А может, просто туда, где её дожидаются тоскующие призраки умерших. В жарких землях Цсолтиги, испытавшей столько мук от болезней и налётчиков, неупокоенные исчислялись тысячами.
«Меня ждёт множество дел во славу Бога Горя».
— Это будет долгий путь, — изумилась Грация. — Долгий — значит, опасный. Множество дорог, множество недобрых людей…
— Мне хватит денег на ночлеги, — деликатно обходя тот факт, что маргот оставил ей в наследство тяжёлый кошель золота, сказала она. Она не собиралась жадничать и имела намерение отплатить Грации за доброту; но потом, позже. Когда определилась бы, сколько готова отдать. — А к долгим дорогам я привыкла. Те недели, что я проведу в пути, станут для меня исцелением временем.
20. Эйра опять копает
Этот день для Эйры был по-своему приятным. После разговора с Грацией она вышла, потягиваясь, в холл, где все девушки привычно расположились с расчёсками, тканями, украшениями и своими длинными ногами, вытянутыми по коврам.
— Так значит, этот маргот женат, да? — сосредоточенно расспрашивала Болтливая Любопытную. — Он на него похож ведь?
— Похош, похош, милочка, — подводя бледные брови углём, кивала Любопытная.
— Похож, хоть и женат… Но жена — не затвор открытым дверям! Женятся лорды не по любви, а для политических союзов, — разглагольствовала Болтливая, и её звонкий голос эхом отражался от стен. — Он добрее будет, чем Мор, а значит, наверняка с ним будет легче договориться.
— Все расступитесь, Болтливая выходит на новую охоту, — проворчала курносая Злая, которая до треска затягивала корсаж — чтобы бюст смотрелся как можно округлее.
— Мы тебе уступаем, — фыркнула Смешливая. — Дерзай! А я лучше погляжу, каково его новое правительство. Эй, Жница! Жница? Ну чего, сегодня-то ты хоть расскажешь, как оно у тебя было там?
Чтобы не смущать их богатствами подаренных марготом одежд, Эйра вышла к ним в привычном тафтяном платье. Разве что накинула на плечи расшитую верблюдами шаль. Она заулыбалась девушкам и присела на одну из подушек рядом с Артисткой.
— Я расскажу, только не забывайте расчёсываться, — сказала она. — А то Грация меня выкинет на улицу за расхолаживание ваших умов.

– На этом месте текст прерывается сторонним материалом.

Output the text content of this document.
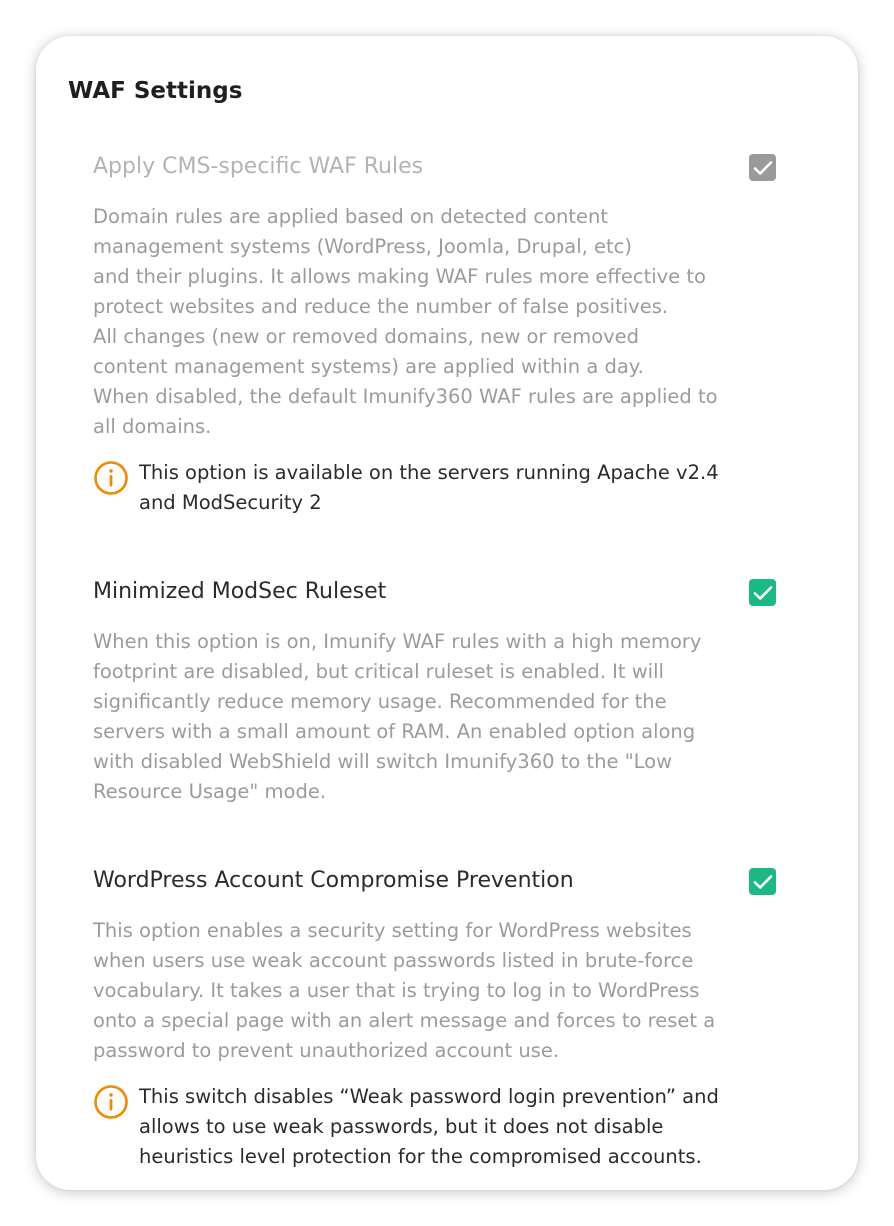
WAF Settings
Apply CMS-specific WAF Rules
Domain rules are applied based on detected content
management systems (WordPress, Joomla, Drupal, etc)
and their plugins. It allows making WAF rules more effective to
protect websites and reduce the number of false positives.
All changes (new or removed domains, new or removed
content management systems) are applied within a day.
When disabled, the default Imunify360 WAF rules are applied to
all domains.
This option is available on the servers running Apache v2.4
and ModSecurity 2
Minimized ModSec Ruleset
When this option is on, Imunify WAF rules with a high memory
footprint are disabled, but critical ruleset is enabled. It will
significantly reduce memory usage. Recommended for the
servers with a small amount of RAM. An enabled option along
with disabled WebShield will switch Imunify360 to the "Low
Resource Usage" mode.
WordPress Account Compromise Prevention
This option enables a security setting for WordPress websites
when users use weak account passwords listed in brute-force
vocabulary. It takes a user that is trying to log in to WordPress
onto a special page with an alert message and forces to reset a
password to prevent unauthorized account use.
This switch disables “Weak password login prevention” and
allows to use weak passwords, but it does not disable
heuristics level protection for the compromised accounts.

— Ишь, — пробурчала Унылая. — Работать не будешь и хвастаешься…
— У меня своя работа, — честно сказала им Эйра. — Я схаалитка. Закапываю мертвецов. Везде, где нахожу.
Толки стихли, и большинство девушек уставилось на неё.
— Вы думали, до этого я шутила? — развела руками Эйра. — Я этим по ночам и занималась. Потом отмывалась и руки обтирала джином, не волнуйтесь.